Post
by steve » Wed Dec 02, 2015 10:33 pm
To "take joy" certainly sounds like an emotion. I was thinking of the term in the sense that we are commanded to "rejoice" in something (usually, in the Lord). This is often commanded, as if it is something more to be rationally chosen than felt. It would be like someone saying, "I am grieving the loss of my husband, but I am just glad he is in heaven right now." This would be saying, "I am rejoicing that he was saved and is in heaven—even though all my emotions are sad." Spiritual rejoicing and sad emotions are thus compatible. Jesus must have had this in mind when He said, "Happy are those who mourn" (Matt.54), and "Happy are you who weep" (Luke 6:21).
I have always found it difficult to explain a phenomenon which, I believe, all Spirit-filled Christians know by experience—namely, the spiritual fruits of peace and joy that transcend the surface emotions of immediate circumstances.
Both peace and joy are known to all people as emotions. However, the fruit of the Spirit speaks of something deeper than feelings. Jesus said that the peace He gives is "not as the world gives" (John 14:27) and Paul spoke of it as the "peace that surpasses all understanding" (Phil.4:7). Jesus said that we have this peace "in Him" even while we are experiencing tribulation "in the world" (John 16:33). This peace must exist even when our emotions are distraught.
Similarly, Peter speaks of the "joy inexpressible and full of glory" (1 Peter 1:8)—which is described, a few verses earlier, in these terms: "in [salvation] you greatly rejoice, though...you have been grieved by various trials"(v.6). Peter and John, having been flogged, went away "rejoicing" that they had been counted worthy to suffer shame for Christ (Acts 5:41). This rejoicing must certainly have accompanied feelings of great pain. James also exhorts us to "count it all joy when you fall into various trials" (James 1:2).
That which is spiritual is at a different level from that which is merely emotional.
When I describe love as something that causes us to take joy (be glad) in the act of self-sacrifice, I am not specifically referring to what we would normally think of as the well-known emotion of light-hearted happiness. Jesus did not seem lighthearted while on the cross, but we are told that He endured it "for the joy that was set before Him" (Heb.12:2). I take this to mean that He was glad to do it, out of love for His Father (who required it) and for us (who needed it).

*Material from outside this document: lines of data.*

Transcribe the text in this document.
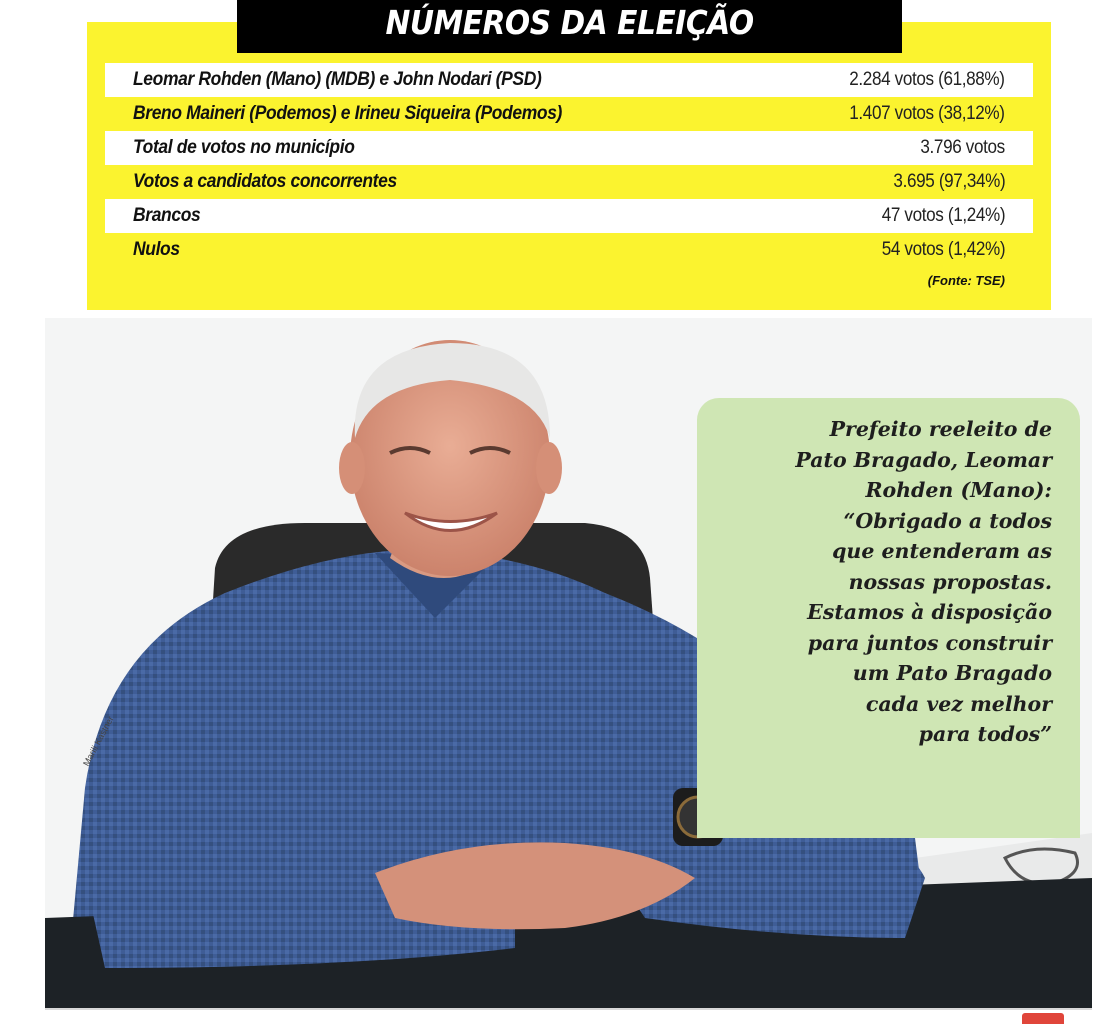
NÚMEROS DA ELEIÇÃO
Leomar Rohden (Mano) (MDB) e John Nodari (PSD)	2.284 votos (61,88%)
Breno Maineri (Podemos) e Irineu Siqueira (Podemos)	1.407 votos (38,12%)
Total de votos no município	3.796 votos
Votos a candidatos concorrentes	3.695 (97,34%)
Brancos	47 votos (1,24%)
Nulos	54 votos (1,42%)
(Fonte: TSE)
Marili Kastner
Prefeito reeleito de
Pato Bragado, Leomar
Rohden (Mano):
“Obrigado a todos
que entenderam as
nossas propostas.
Estamos à disposição
para juntos construir
um Pato Bragado
cada vez melhor
para todos”
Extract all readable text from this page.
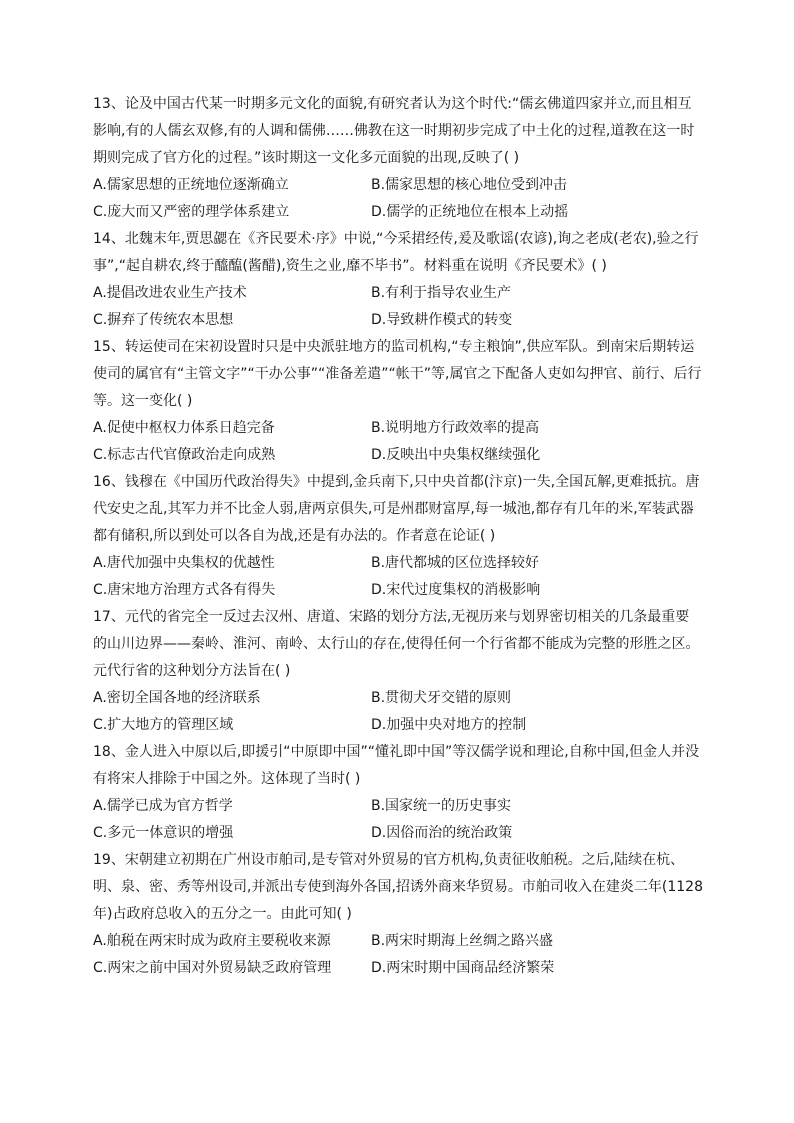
13、论及中国古代某一时期多元文化的面貌,有研究者认为这个时代:“儒玄佛道四家并立,而且相互影响,有的人儒玄双修,有的人调和儒佛……佛教在这一时期初步完成了中土化的过程,道教在这一时期则完成了官方化的过程。”该时期这一文化多元面貌的出现,反映了( )
A.儒家思想的正统地位逐渐确立	B.儒家思想的核心地位受到冲击
C.庞大而又严密的理学体系建立	D.儒学的正统地位在根本上动摇
14、北魏末年,贾思勰在《齐民要术·序》中说,“今采捃经传,爰及歌谣(农谚),询之老成(老农),验之行事”,“起自耕农,终于醯醢(酱醋),资生之业,靡不毕书”。材料重在说明《齐民要术》( )
A.提倡改进农业生产技术	B.有利于指导农业生产
C.摒弃了传统农本思想	D.导致耕作模式的转变
15、转运使司在宋初设置时只是中央派驻地方的监司机构,“专主粮饷”,供应军队。到南宋后期转运使司的属官有“主管文字”“干办公事”“准备差遣”“帐干”等,属官之下配备人吏如勾押官、前行、后行等。这一变化( )
A.促使中枢权力体系日趋完备	B.说明地方行政效率的提高
C.标志古代官僚政治走向成熟	D.反映出中央集权继续强化
16、钱穆在《中国历代政治得失》中提到,金兵南下,只中央首都(汴京)一失,全国瓦解,更难抵抗。唐代安史之乱,其军力并不比金人弱,唐两京俱失,可是州郡财富厚,每一城池,都存有几年的米,军装武器都有储积,所以到处可以各自为战,还是有办法的。作者意在论证( )
A.唐代加强中央集权的优越性	B.唐代都城的区位选择较好
C.唐宋地方治理方式各有得失	D.宋代过度集权的消极影响
17、元代的省完全一反过去汉州、唐道、宋路的划分方法,无视历来与划界密切相关的几条最重要的山川边界——秦岭、淮河、南岭、太行山的存在,使得任何一个行省都不能成为完整的形胜之区。元代行省的这种划分方法旨在( )
A.密切全国各地的经济联系	B.贯彻犬牙交错的原则
C.扩大地方的管理区域	D.加强中央对地方的控制
18、金人进入中原以后,即援引“中原即中国”“懂礼即中国”等汉儒学说和理论,自称中国,但金人并没有将宋人排除于中国之外。这体现了当时( )
A.儒学已成为官方哲学	B.国家统一的历史事实
C.多元一体意识的增强	D.因俗而治的统治政策
19、宋朝建立初期在广州设市舶司,是专管对外贸易的官方机构,负责征收舶税。之后,陆续在杭、明、泉、密、秀等州设司,并派出专使到海外各国,招诱外商来华贸易。市舶司收入在建炎二年(1128年)占政府总收入的五分之一。由此可知( )
A.舶税在两宋时成为政府主要税收来源	B.两宋时期海上丝绸之路兴盛
C.两宋之前中国对外贸易缺乏政府管理	D.两宋时期中国商品经济繁荣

I suppose this kind of "joy" might be described as the absence of reluctance, grudging or regret. If I regret having made a sacrifice, or if I am reluctant in making it, then I am not "glad" or "rejoicing" to do it. That is what I mean in describing acts of love as I have. If I am bummed about having to wake up in the night to change my child's sheets because of a bedwetting incident, I am not doing it out of love for my child. If my wife asks me to interrupt something I am enjoying doing, in order to assist her in something she is doing, and if I resent having to do so, this means I am not acting in love, but only in duty. Similarly, if I have to give up some enjoyment, some possession, or my life, in the faithful obedience to God, if I am displeased that I have to do so, then I need to cultivate love for God in my heart. The three incentives I mentioned above are helpful in this.

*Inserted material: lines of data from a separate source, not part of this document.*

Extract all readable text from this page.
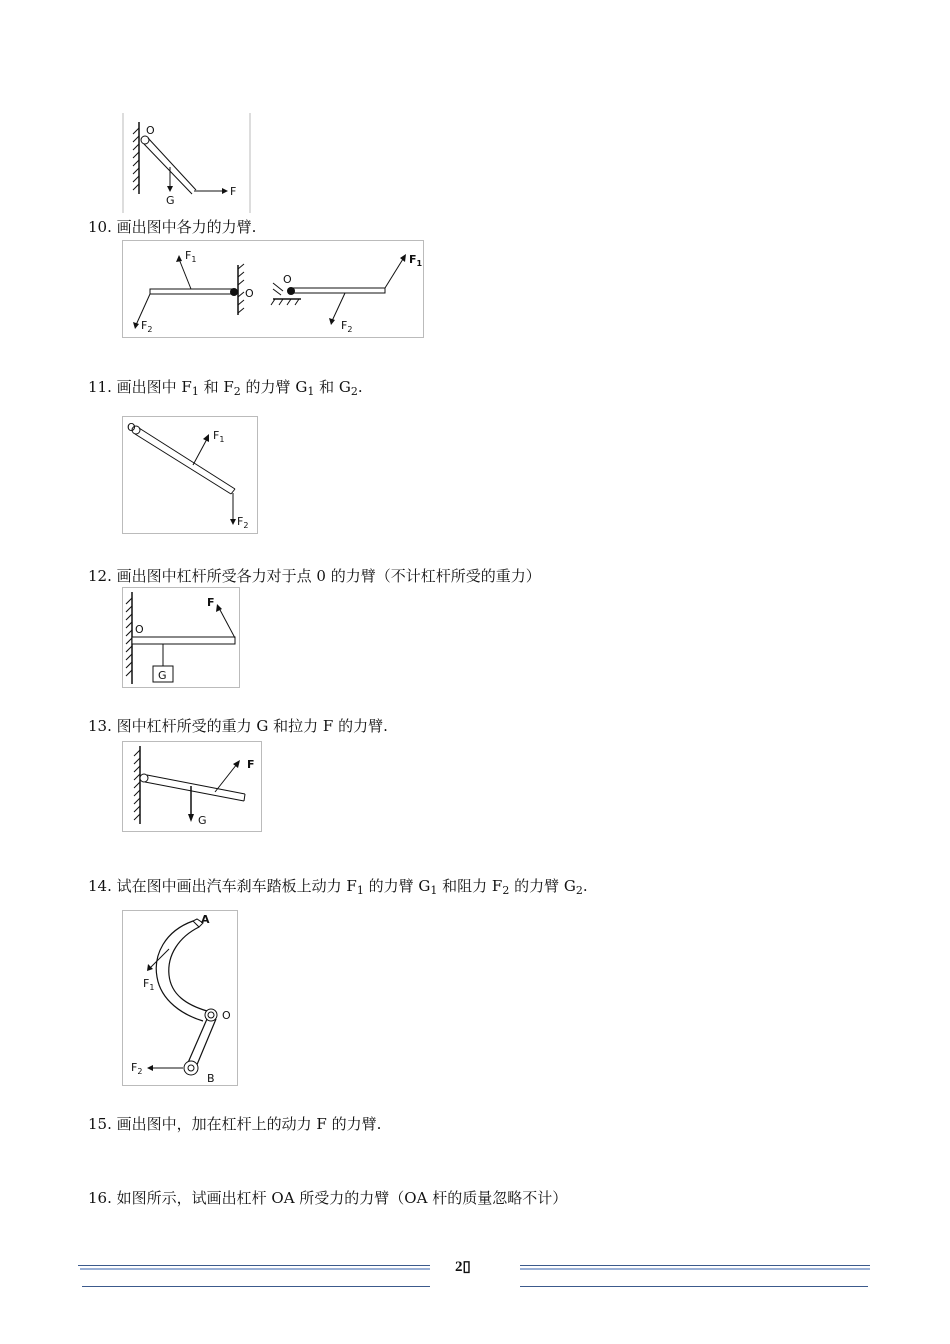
O
G
F
10. 画出图中各力的力臂.
$F_1$
$F_2$
O
$F_1$
O
$F_2$
11. 画出图中 $F_1$ 和 $F_2$ 的力臂 $G_1$ 和 $G_2$.
O
$F_1$
$F_2$
12. 画出图中杠杆所受各力对于点 0 的力臂（不计杠杆所受的重力）
F
O
G
13. 图中杠杆所受的重力 G 和拉力 F 的力臂.
F
G
14. 试在图中画出汽车刹车踏板上动力 $F_1$ 的力臂 $G_1$ 和阻力 $F_2$ 的力臂 $G_2$.
A
$F_1$
O
$F_2$
B
15. 画出图中，加在杠杆上的动力 F 的力臂.
16. 如图所示，试画出杠杆 OA 所受力的力臂（OA 杆的质量忽略不计）
2▯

When every sacrifice or even pain is offered up out of love to Jesus, it leads to a life of continuous joy and peace—despite emotional fluctuations. Most of our acts of love toward God are also acts of service to others. "Inasmuch as you have done it to the least of these, my brethren, you have done it to me." When we contemplate our indebtedness, and the majesty of the One for whom even a costly sacrifice is required, there is no rational inward response than to say, "It's the least I could do!"